India’s Ascendancy: Playing a Pivotal Peacemaker Role in the Ukraine-Russia Standoff

by Manjari Singh

Ever since Russia’s military offensive began in Ukraine in February 2022, escalating into an entrenched armed conflict, Prime Minister Narendra Modi of India emerged as a pioneering voice of reason on the global stage. He promptly appealed for the cessation of hostilities and the initiation of peace talks, becoming the first world leader to do so.

The strategic dialogue was extended to both Russian President Vladimir Putin and Ukrainian President Volodymyr Zelensky, seeking a balanced approach at a time when the US and its allies were vocally supportive of Ukraine against Russia. India adopted a stance that acknowledged the concerns of both warring nations from the conflict’s inception, challenging the revival of a Cold War mindset in a post-USSR world.
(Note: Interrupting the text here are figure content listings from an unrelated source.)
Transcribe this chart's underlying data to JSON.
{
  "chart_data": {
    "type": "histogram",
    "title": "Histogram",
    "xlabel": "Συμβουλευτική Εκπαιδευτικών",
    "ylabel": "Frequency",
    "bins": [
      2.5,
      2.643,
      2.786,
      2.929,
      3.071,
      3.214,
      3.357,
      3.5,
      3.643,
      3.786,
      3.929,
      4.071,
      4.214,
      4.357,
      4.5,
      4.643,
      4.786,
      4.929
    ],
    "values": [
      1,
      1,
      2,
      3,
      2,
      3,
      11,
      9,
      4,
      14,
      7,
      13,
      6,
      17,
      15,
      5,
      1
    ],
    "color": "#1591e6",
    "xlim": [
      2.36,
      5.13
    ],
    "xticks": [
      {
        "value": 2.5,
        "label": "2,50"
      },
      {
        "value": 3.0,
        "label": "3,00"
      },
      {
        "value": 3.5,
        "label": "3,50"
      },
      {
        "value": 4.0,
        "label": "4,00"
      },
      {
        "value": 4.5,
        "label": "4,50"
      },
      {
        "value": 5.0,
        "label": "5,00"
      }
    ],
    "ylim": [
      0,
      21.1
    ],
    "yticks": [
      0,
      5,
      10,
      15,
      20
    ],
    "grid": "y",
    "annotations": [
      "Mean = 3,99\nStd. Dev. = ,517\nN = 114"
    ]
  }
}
The continuation of the conflict into its second year has seen China gain relevance as a critical stakeholder in the dispute. Chinese President Xi Jinping’s actions in this continuing military confrontation have caused a stir among strategic analysts globally. Initially asserting a stance of ‘principled neutrality’, China has increasingly underscored a ‘political solution’ to the Ukraine crisis, aligning itself firmly with Russia.

Xi Jinping’s meeting with President Putin in March 2023 bolstered China’s commitment to peace talks. Simultaneously, it navigated the geopolitical turbulence from the intensified polarisation between the US and Russia, stemming from Cold War-era sentiments. The Chinese position resonates with India’s framework for peace, underscoring respect for sovereignty and criticising unilateral sanctions.

The call for a cessation of hostilities and the admonition to abandon Cold War mentalities reflect a balanced approach. China, like India, stands firmly against the usage of nuclear weapons and has highlighted the importance of maintaining grain supply chains and industrial processes, outlining post-war reconstruction as a critical aspect of the peace negotiations.

India hopes for Russia’s contribution to post-war Ukraine as a gesture of goodwill. It also insists on Ukraine’s reaffirmation of its democratic values, in particular, the principle of ‘one person, one vote’, to soothe its Russian-speaking minority. Furthermore, India seeks Ukraine’s assurance that it won’t seek NATO membership, prerequisites that would facilitate discussions on the withdrawal of Russian troops from Ukraine.

This ongoing conflict has laid bare China’s global strategy. President Xi Jinping, while fortifying China’s military might, is keen on retaining geopolitical stability to continue China’s economic expansion. The Belt & Roads Initiative (BRI) and the pursuit of the Maoist doctrine ‘two steps forward, one step backward’ in situations like the Sino-Indian border dispute, align with Sun Tzu’s axiom of ‘winning a war without fighting’.

Within the Ukraine-Russia military conflict, Xi Jinping has balanced China’s alliance with Russia while criticising the US-led West, opposing India’s Quad membership, and extending influence in West Asia, the Gulf, and Eurasia. This consolidation of power coincides with the Communist Party Congress’s move to enshrine Xi Jinping’s ideologies into the party’s constitution and the lifting of presidential term limits, indicating Xi’s pursuit of lifelong leadership.

In the face of this emerging superpower, India’s strategic approach remains robust: building military strength to counter Chinese aggression and harnessing multilateral forums to curtail China’s influence.

Throughout this conflict, the world has witnessed the West’s fervor to arm Ukraine against Russia and isolate Russia geopolitically. However, it’s imperative to consider the human suffering caused by this conflict, a point underscored by Prime Minister Modi. As the world’s largest democracy and current G20 president, India is uniquely positioned to facilitate peace negotiations between the warring nations, a move supported by the global community.

India should not forfeit this strategic advantage over China, and a track-II initiative under the NSAs of India, Russia, and Ukraine would be a prudent start. The resolution of this conflict hinges on the understanding and addressing the concerns of both sides and fostering peaceful co-existence.

Reverting to Cold War-era confrontations does not serve the international community’s best interests. The global community must recall that nations like Russia and Ukraine could co-exist peacefully post-Cold War when free from external interferences.

By initiating peace negotiations, India would stand on a high moral ground, reflecting its role as a global peace advocate. Even if the talks were to take longer or proceed in uncertain directions, India’s position remains unshaken.

Of crucial note is that India’s strategic friendship with the US continues to grow, notwithstanding India’s impartial stance on the Ukraine-Russia conflict and deep ties with Russia. With the continuous rise of Prime Minister Modi’s influence on international platforms, India’s advocacy for world peace remains steadfast and globally respected.